The SEEK is a suite of tools to support the management, sharing and exploration of data and models in systems biology. The SEEK platform provides an access-controlled, web-based environment for scientists to share and exchange data and models for day-to-day collaboration and for public dissemination. A plug-in architecture allows the linking of experiments, their protocols, data, models and results in a configurable system that is available 'off the shelf'. Tools to run model simulations, plot experimental data and assist with data annotation and standardisation combine to produce a collection of resources that support analysis as well as sharing. Underlying semantic web resources additionally extract and serve SEEK metadata in RDF (Resource Description Format). SEEK RDF enables rich semantic queries, both within SEEK and between related resources in the web of Linked Open Data.
The SEEK platform has been adopted by many systems biology consortia across Europe. It is a data management environment that has a low barrier of uptake and provides rich resources for collaboration. This paper provides an update on the functions and features of the SEEK software, and describes the use of the SEEK in the SysMO consortium (Systems biology for Micro-organisms), and the VLN (virtual Liver Network), two large systems biology initiatives with different research aims and different scientific communities.

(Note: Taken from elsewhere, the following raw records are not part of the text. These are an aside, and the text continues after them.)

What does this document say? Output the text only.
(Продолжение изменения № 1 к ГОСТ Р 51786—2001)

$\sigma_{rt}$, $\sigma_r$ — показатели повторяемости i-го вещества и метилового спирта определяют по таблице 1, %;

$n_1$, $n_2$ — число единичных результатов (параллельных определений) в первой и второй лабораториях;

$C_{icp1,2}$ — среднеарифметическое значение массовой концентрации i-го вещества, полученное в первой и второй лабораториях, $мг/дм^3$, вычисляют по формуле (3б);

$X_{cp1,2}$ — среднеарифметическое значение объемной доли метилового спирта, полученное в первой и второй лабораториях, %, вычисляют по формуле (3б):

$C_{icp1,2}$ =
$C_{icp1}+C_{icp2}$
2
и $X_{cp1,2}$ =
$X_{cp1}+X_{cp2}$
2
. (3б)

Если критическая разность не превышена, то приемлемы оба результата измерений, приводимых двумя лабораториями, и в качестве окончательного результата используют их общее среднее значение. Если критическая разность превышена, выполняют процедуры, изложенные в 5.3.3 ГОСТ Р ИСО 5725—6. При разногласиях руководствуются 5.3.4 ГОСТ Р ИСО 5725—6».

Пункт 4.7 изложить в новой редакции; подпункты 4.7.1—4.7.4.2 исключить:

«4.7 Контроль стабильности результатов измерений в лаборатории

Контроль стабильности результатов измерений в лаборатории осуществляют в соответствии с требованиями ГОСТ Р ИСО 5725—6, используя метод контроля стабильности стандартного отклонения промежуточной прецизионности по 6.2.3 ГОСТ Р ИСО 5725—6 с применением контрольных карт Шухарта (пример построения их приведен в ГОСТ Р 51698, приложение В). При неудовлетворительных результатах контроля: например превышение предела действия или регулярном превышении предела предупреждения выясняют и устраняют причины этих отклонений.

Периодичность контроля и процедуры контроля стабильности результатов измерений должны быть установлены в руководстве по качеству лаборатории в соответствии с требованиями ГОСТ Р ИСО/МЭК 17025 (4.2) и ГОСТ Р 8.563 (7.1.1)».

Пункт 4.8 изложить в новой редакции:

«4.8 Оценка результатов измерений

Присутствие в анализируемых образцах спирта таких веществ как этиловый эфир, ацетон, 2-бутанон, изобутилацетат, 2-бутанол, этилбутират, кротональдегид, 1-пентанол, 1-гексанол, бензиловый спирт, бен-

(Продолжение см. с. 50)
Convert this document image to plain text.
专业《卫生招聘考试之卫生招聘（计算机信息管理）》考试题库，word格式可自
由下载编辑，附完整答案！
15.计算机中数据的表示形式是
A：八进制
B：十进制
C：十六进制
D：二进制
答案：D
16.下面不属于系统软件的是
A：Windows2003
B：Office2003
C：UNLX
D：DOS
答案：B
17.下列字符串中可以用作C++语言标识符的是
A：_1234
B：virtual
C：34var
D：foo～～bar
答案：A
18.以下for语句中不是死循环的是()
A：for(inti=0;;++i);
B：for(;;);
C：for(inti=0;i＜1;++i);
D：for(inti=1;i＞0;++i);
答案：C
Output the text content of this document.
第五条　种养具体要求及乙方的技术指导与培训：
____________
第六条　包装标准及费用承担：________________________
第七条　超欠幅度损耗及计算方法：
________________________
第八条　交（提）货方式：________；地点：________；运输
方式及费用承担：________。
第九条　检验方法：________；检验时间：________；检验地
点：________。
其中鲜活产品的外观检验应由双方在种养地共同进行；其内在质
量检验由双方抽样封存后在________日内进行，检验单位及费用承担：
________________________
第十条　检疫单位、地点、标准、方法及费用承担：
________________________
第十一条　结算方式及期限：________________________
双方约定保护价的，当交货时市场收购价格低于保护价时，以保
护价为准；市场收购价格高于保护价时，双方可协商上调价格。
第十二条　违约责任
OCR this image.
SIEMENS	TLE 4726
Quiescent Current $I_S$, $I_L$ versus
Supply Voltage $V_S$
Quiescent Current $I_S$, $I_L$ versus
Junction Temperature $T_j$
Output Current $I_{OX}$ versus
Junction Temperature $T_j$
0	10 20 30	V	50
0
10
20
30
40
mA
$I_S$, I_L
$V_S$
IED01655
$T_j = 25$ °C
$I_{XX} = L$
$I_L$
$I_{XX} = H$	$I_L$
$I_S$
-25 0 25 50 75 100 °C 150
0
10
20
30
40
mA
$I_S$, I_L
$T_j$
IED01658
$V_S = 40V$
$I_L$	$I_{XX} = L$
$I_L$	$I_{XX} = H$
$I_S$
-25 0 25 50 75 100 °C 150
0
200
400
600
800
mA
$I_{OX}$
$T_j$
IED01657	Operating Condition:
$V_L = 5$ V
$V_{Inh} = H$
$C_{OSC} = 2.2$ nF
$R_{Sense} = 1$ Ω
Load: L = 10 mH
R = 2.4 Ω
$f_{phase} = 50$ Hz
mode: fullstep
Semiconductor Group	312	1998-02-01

系统生物学研究通常涉及对异构数据类型的整合与分析,以便对生物过程进行建模和预测。因此,研究人员需要工具和资源来促进数据的共享与整合,并将数据与系统生物学模型相链接。有大量用于存储特定类型生物数据(例如转录组学或蛋白质组学数据)的公共数据库,也有几个模型数据库。然而,这种数据和模型的孤岛式存储不利于系统生物学研究。多个组学数据集之间以及数据集与模型之间的相互依赖关系至关重要。研究人员需要一个能够在创建数据和模型的实验背景下管理和共享异构数据及模型的环境。
SEEK是一套支持系统生物学中数据和模型管理、共享及探索的工具。SEEK平台为科学家提供了一个基于网络的访问控制环境,用于日常协作和公开传播数据及模型。插件架构允许在一个现成可用的可配置系统中链接实验、实验方案、数据、模型和结果。运行模型模拟、绘制实验数据以及辅助数据注释和标准化的工具共同构成了一个支持分析和共享的资源集合。底层的语义网资源还以RDF(资源描述格式)提取并提供SEEK元数据。SEEK RDF支持在SEEK内部以及关联开放数据网络中的相关资源之间进行丰富的语义查询。
SEEK平台已被欧洲许多系统生物学联盟采用。它是一个数据管理环境,采用门槛低,并为协作提供了丰富的资源。本文介绍了SEEK软件的功能和特性更新,并描述了SEEK在SysMO联盟(微生物系统生物学)和VLN(虚拟肝脏网络)中的应用,这是两个具有不同研究目标和不同科学群体的大型系统生物学计划。